There are probably more courses/programs not listed here. Ask around!
Also, if you’re young enough/or are still studying, then getting an undergraduate degree in mathematics or computer science seems like an obvious thing to do. 80k can help with these kinds of decisions.
Apply for Funding
On a personal note, I received an FTX Future funding regrant this year, which enabled me to quit my job. I hear that there are lots of other ways to get funding and that you don’t need to be doing independent research already to get it. Read this post-section on funding if you think it might be valuable to you.
Move to the Bay Area (or another hub, or start an EA hub).
Uncomfortable as it might be to discuss, opportunities to contribute to AI Alignment are not evenly distributed. Berkeley and the Bay Area is where most activity occurs, so you might find it easiest to contribute there. Obviously, this is a big decision so make it with due caution (having tested your fit for alignment or maybe spoken to some people in the area first).
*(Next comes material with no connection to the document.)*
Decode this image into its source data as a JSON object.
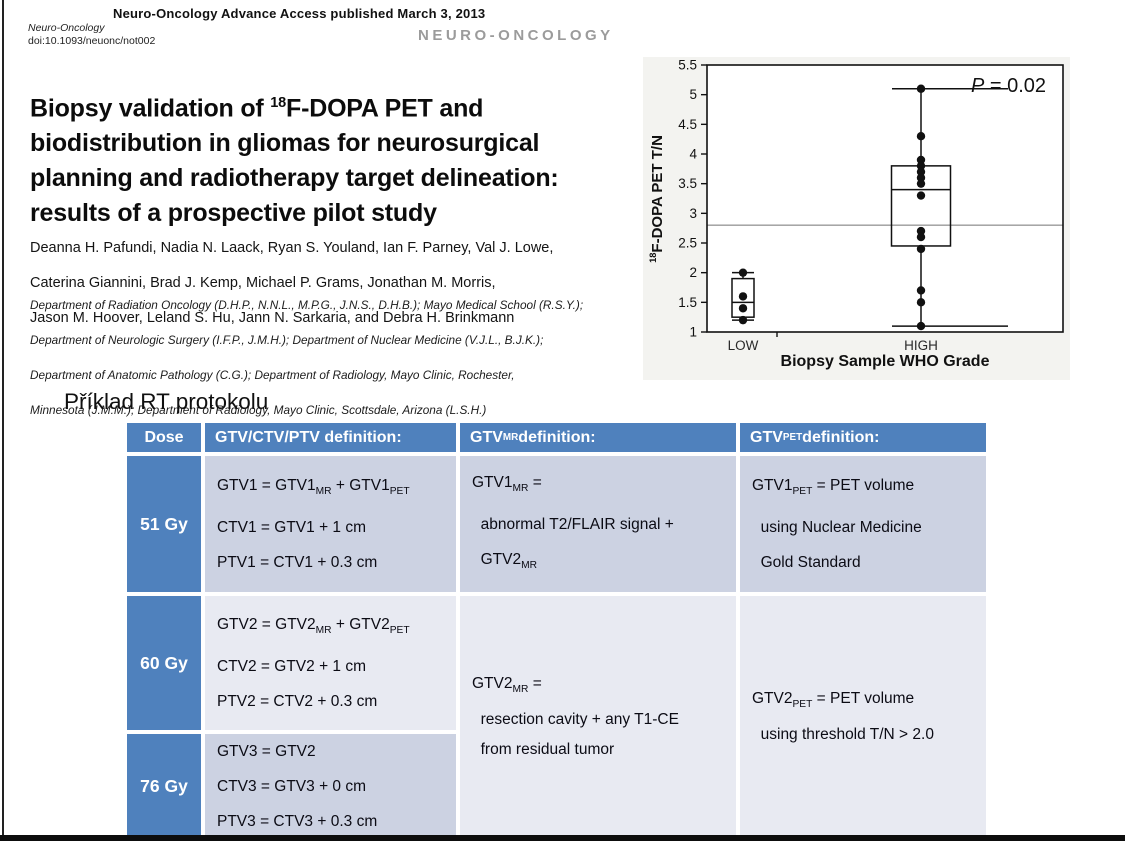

There are some Alignment organizations elsewhere (such as in the UK). Remote work is also possible (but it will probably be less productive).
In the future, AI Alignment organizations/researchers will likely be more geographically diverse, so if you are otherwise constrained, accelerating the creation of EA hubs and coordinating those with similar interests in your city might be valuable too.
Attend an EA Global or EAGx Conference
These events happen several times a year in major cities. They are invaluable for meeting like-minded individuals at all career stages and getting up to speed on what people are currently thinking about. If you can attending EAG San Francisco is likely best for engaging with the Alignment community.
Smaller EAGx events are also worth going to such as EAGx Berkeley.
More on the value of EAG events can be found here. For a sense of the kind of people you might meet at EA events, you can try the EA gathertown for remote working.
Final Thoughts
AI Alignment is a big scary problem, and having many people genuinely interested in helping is excellent. If you’re just starting out, I hope this is helpful.
For others, if you think there are any big omissions or mistakes in this post, please let me know!
These are helpful suggestions; thanks.
They seem aimed mostly at young adults starting their careers—which is fine, but limited to that age-bracket.
It might also be helpful for someone who’s an AI alignment expert to suggest some ways for mid-career or late-career researchers from other fields to learn more. That can be easier in some ways, harder in others—we come to AI safety with our own ‘insider view’ of our field, and those may entail very different foundational assumptions about human nature, human values, cognition, safety, likely X risks, etc. So, rather than learning from scratch, we may have to ‘unlearn what we have learned’ to some degree first.
For example, apart from young adults often starting with the same few bad ideas about AI alignment, established researchers from particular fields might often start with their own distinctive bad ideas about AI alignment—but those might be quite field-dependent. For example, psych professors like me might have different failure modes in learning about AI safety than economics professors, or moral philosophy professors.
Thanks, Geoffrey, I appreciate the response.
It was definitely not my goal to describe how experienced people might “unlearn what they have learned”, but I’m not sure that much of the advice changes for experienced people.
“Unlearning” seems instrumentally useful if it makes it easier for you to contribute/think well but using your previous experience might also be valuable. For example, REFINE thinks that conceptual research is not varied enough and is looking for people with diverse backgrounds.
This is a good example and I think generally I haven’t addressed that failure mode in this article. I’m not aware of any resources for mid or late-career professionals transitioning into alignment but I will comment here if I hear of such a resource, or someone else might suggest a link.
Strong endorse. This is good, and not Goodharted on genre-fitting or seeming professional.